Cependant, il peut aussi choisir de sortir en capital à 100% dans les deux cas suivants :

  • s’il désire acheter sa résidence principale : le déblocage se fait à n’importe quel moment
  • si le retrait se fait uniquement au dénouement du plan

La fiscalité du PER individuel

Grâce à la loi Pacte, deux possibilités s’offrent aux épargnants en ce qui concerne la fiscalité applicable. L’épargnant peut en effet choisir une phase d’épargne avec ou sans défiscalisation. S’il choisit la première option, la sortie en capital sera pleinement imposée au moment de l’échéance prévue ou dans le cas d’un retrait pour financer l’achat de sa résidence principale. Les rentes quant à elles seront soumises au régime des rentes viagères à titre gratuit.

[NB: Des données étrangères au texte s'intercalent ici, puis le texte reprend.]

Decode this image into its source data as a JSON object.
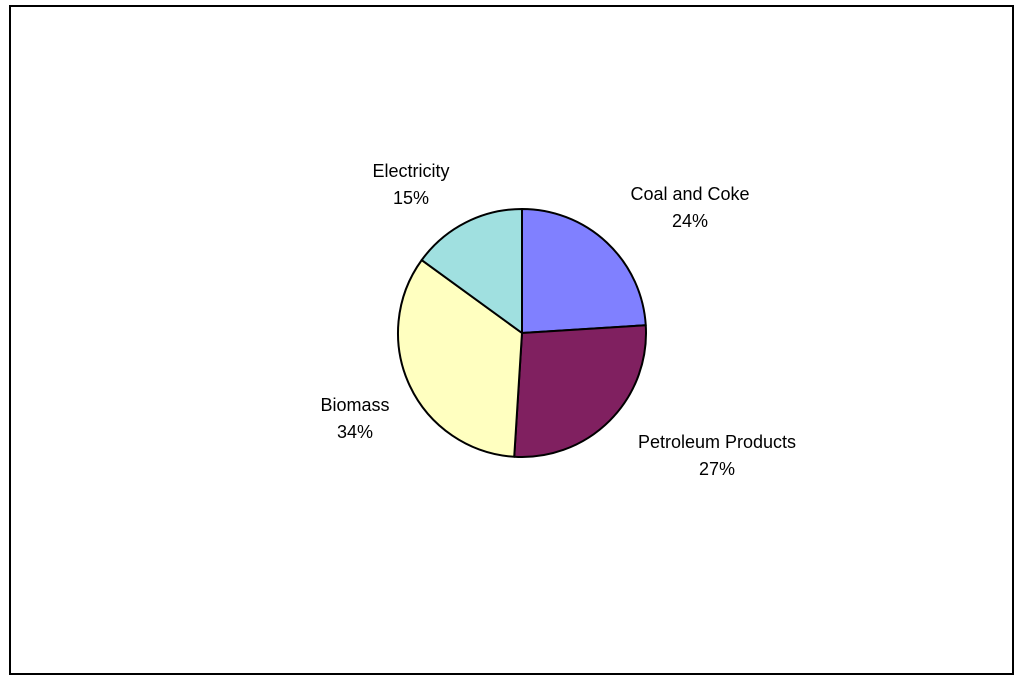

Dans le second cas, les sorties en capital ne seront pas imposées à l’IR mais uniquement taxées aux prélèvements sociaux. Quant à la fiscalité des rentes, elle sera celle des rentes viagères à titre onéreux.

La formule « assurance » ou la formule « compte-titre » ?

Le PER formule « assurance » se rapproche quelque peu de l’assurance-vie, avec la possibilité de choisir la composition des supports : en fonds en euros ou en unités de comptes. Le choix de ces supports sera équilibré en fonction des risques et des besoins en rendement. Il faut cependant noter que les rendements en fonds en euros ont chuté depuis déjà quelques années, et qu’ils ne sont destinés qu’à sécuriser le plan. Ils seront donc particulièrement revus à la hausse au fur et à mesure de l’approche de l’âge du départ à la retraite. En ce qui concerne les frais, ils sont évalués proportionnellement suivant le montant de l’épargne réalisée.

Le PER formule « compte-titres » en revanche ne contient que des supports en unités de comptes, qui sont en principe des fonds communs de placement et des SICAV (sociétés d’investissement à capital variable). Quant aux frais, ils seront plutôt fixes.